Karine Lalieux, de l'audace et des convictions

Taxons mieux, pas plus !



Taxons mieux, pas plus !
Je défends une fiscalité juste. Cela signifie que contrairement aux vieilles recettes de droite qui proposent un assèchement des finances publiques, prémices d’une régression sociale généralisée, je veux renforcer et promouvoir un modèle social et économique fondé sur la justice sociale et fiscale.

Actuellement, les impôts reposent pour plus de 70% sur les revenus du travail (IPP) et sur la consommation des ménages (TVA et accises dont une très large part est financée par les revenus du travail). Cette disparité se traduit par une répartition inégalitaire des richesses : les 10 % des ménages les plus aisés détiennent 44 % du patrimoine alors que les 10 % les moins aisés en possèdent moins de 1 % …

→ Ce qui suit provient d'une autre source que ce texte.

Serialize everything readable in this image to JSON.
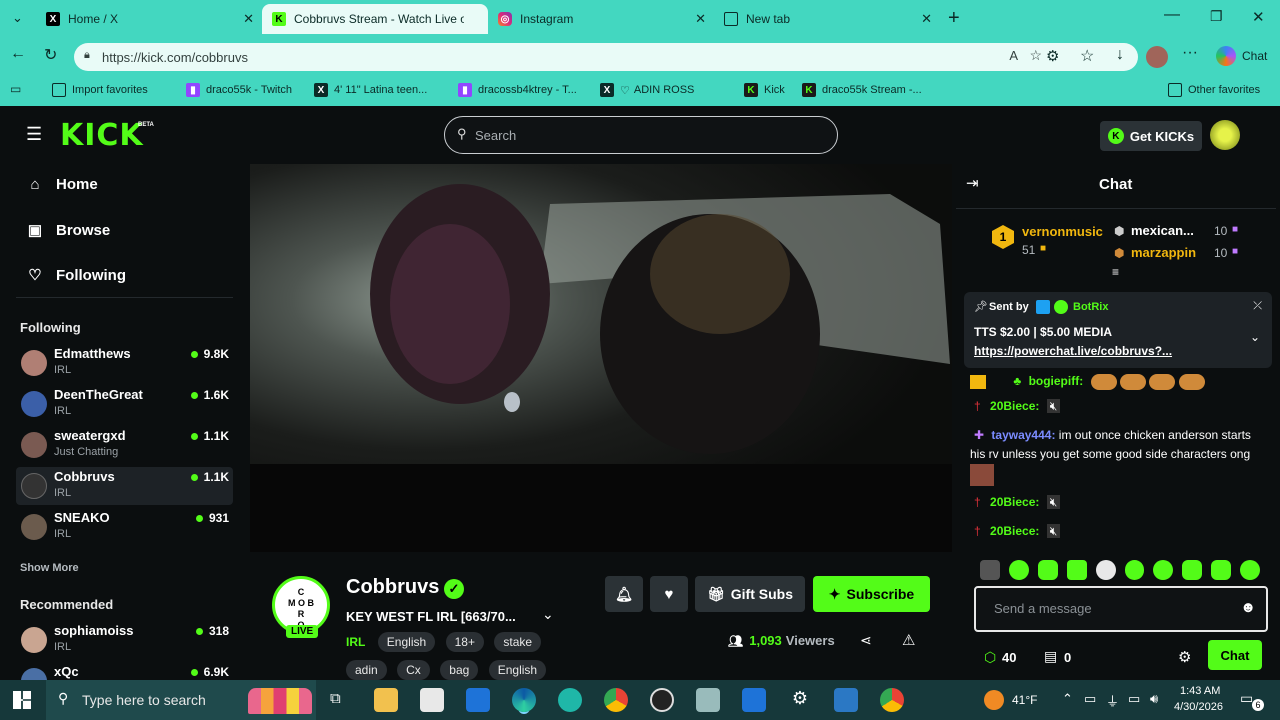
{
  "browser": {
    "tabs": [
      {
        "title": "Home / X",
        "icon": "x-logo-icon"
      },
      {
        "title": "Cobbruvs Stream - Watch Live on K",
        "icon": "kick-logo-icon",
        "active": true
      },
      {
        "title": "Instagram",
        "icon": "instagram-icon"
      },
      {
        "title": "New tab",
        "icon": "new-tab-icon"
      }
    ],
    "url": "https://kick.com/cobbruvs",
    "chat_label": "Chat",
    "bookmarks": [
      "Import favorites",
      "draco55k - Twitch",
      "4' 11\" Latina teen...",
      "dracossb4ktrey - T...",
      "ADIN ROSS",
      "Kick",
      "draco55k Stream -..."
    ],
    "other_favorites": "Other favorites"
  },
  "site": {
    "logo": "KICK",
    "logo_badge": "BETA",
    "search_placeholder": "Search",
    "get_kicks": "Get KICKs"
  },
  "sidebar": {
    "nav": [
      {
        "label": "Home",
        "icon": "home-icon"
      },
      {
        "label": "Browse",
        "icon": "browse-icon"
      },
      {
        "label": "Following",
        "icon": "heart-icon"
      }
    ],
    "following_header": "Following",
    "following": [
      {
        "name": "Edmatthews",
        "category": "IRL",
        "viewers": "9.8K",
        "color": "#b07f74"
      },
      {
        "name": "DeenTheGreat",
        "category": "IRL",
        "viewers": "1.6K",
        "color": "#3b5fa8"
      },
      {
        "name": "sweatergxd",
        "category": "Just Chatting",
        "viewers": "1.1K",
        "color": "#7a5a52"
      },
      {
        "name": "Cobbruvs",
        "category": "IRL",
        "viewers": "1.1K",
        "color": "#333"
      },
      {
        "name": "SNEAKO",
        "category": "IRL",
        "viewers": "931",
        "color": "#6b5b4d"
      }
    ],
    "show_more": "Show More",
    "recommended_header": "Recommended",
    "recommended": [
      {
        "name": "sophiamoiss",
        "category": "IRL",
        "viewers": "318",
        "color": "#c9a591"
      },
      {
        "name": "xQc",
        "category": "",
        "viewers": "6.9K",
        "color": "#4a6fa5"
      }
    ]
  },
  "stream": {
    "channel": "Cobbruvs",
    "title": "KEY WEST FL IRL [663/70...",
    "live_label": "LIVE",
    "category": "IRL",
    "tags": [
      "English",
      "18+",
      "stake",
      "adin",
      "Cx",
      "bag",
      "English"
    ],
    "gift_subs": "Gift Subs",
    "subscribe": "Subscribe",
    "viewers": "1,093",
    "viewers_label": "Viewers",
    "avatar_text": "C\nMOB\nR\nO"
  },
  "chat": {
    "header": "Chat",
    "leaderboard": [
      {
        "rank": "1",
        "name": "vernonmusic",
        "count": "51"
      },
      {
        "name": "mexican...",
        "count": "10"
      },
      {
        "name": "marzappin",
        "count": "10"
      }
    ],
    "pinned": {
      "sent_by": "Sent by",
      "bot": "BotRix",
      "line1": "TTS $2.00 | $5.00 MEDIA",
      "link": "https://powerchat.live/cobbruvs?..."
    },
    "messages": [
      {
        "user": "bogiepiff:",
        "text": "",
        "color": "#53fc18"
      },
      {
        "user": "20Biece:",
        "text": "",
        "color": "#53fc18"
      },
      {
        "user": "tayway444:",
        "text": "im out once chicken anderson starts his rv unless you get some good side characters ong",
        "color": "#7b8cff"
      },
      {
        "user": "20Biece:",
        "text": "",
        "color": "#53fc18"
      },
      {
        "user": "20Biece:",
        "text": "",
        "color": "#53fc18"
      }
    ],
    "input_placeholder": "Send a message",
    "kicks_count": "40",
    "gift_count": "0",
    "send_label": "Chat"
  },
  "taskbar": {
    "search_placeholder": "Type here to search",
    "weather": "41°F",
    "time": "1:43 AM",
    "date": "4/30/2026",
    "notifications": "6"
  }
}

Une fiscalité juste travaille à rétablir cette inégalité, à soutenir les plus précarisés à travers une répartition adéquate des impôts et un système de sécurité sociale bien financé.

Pour cela, je propose:

  • d’introduire une cotisation de solidarité sur les plus grands patrimoines. Avec un barème progressif par tranches (au-delà d’1,25 million d’euros en dehors de l’immeuble d’habitation et des avoirs affectés à l’activité professionnelle), les plus riches seront appelés à aider les plus pauvres et au maintien de notre système de sécurité sociale;

  • de mettre fin au privilège existant pour la déduction des revenus définitivement taxés – privilège qui n’a pas de raisons d’être et ne favorise pas la création d’emplois;

  • de poursuivre le combat pour instaurer une taxe sur les transactions financières, une proposition que je défends depuis longtemps et qui est indispensable pour lutter contre la spéculation, origine de la crise et de l’augmentation éhontée des prix alimentaires;

  • d’établir une réduction fiscale au profit des entreprises qui réalisent des investissements permettant aux travailleurs de concilier davantage vie professionnelle et vie familiale comme, par exemple, l’installation de crèches d’entreprises, de garderies... parce que la recherche d’une société plus humaine passe par une fiscalité qui prend en compte les efforts d’entreprises à ce niveau;

  • de lutter contre la concurrence fiscale entre Etats européens qui profite aux groupes transnationaux en fragilisant les travailleurs, en créant un impôt plancher pour les sociétés au niveau européen;

  • Au niveau bruxellois, il faut stimuler la création d’entreprises individuelles en leur accordant, de manière ciblée, un allègement fiscal forfaitaire et unique à l’IPP durant les 5 premières années d’activités ;

L’accès au logement est fondamental dans notre société qui se veut égalitaire.

Je propose :

  • d’étendre l’octroi des prêts hypothécaires du Fonds du logement aux personnes âgées et de revoir les modalités d’octroi des prêts du Fonds du logement pour les jeunes ménages.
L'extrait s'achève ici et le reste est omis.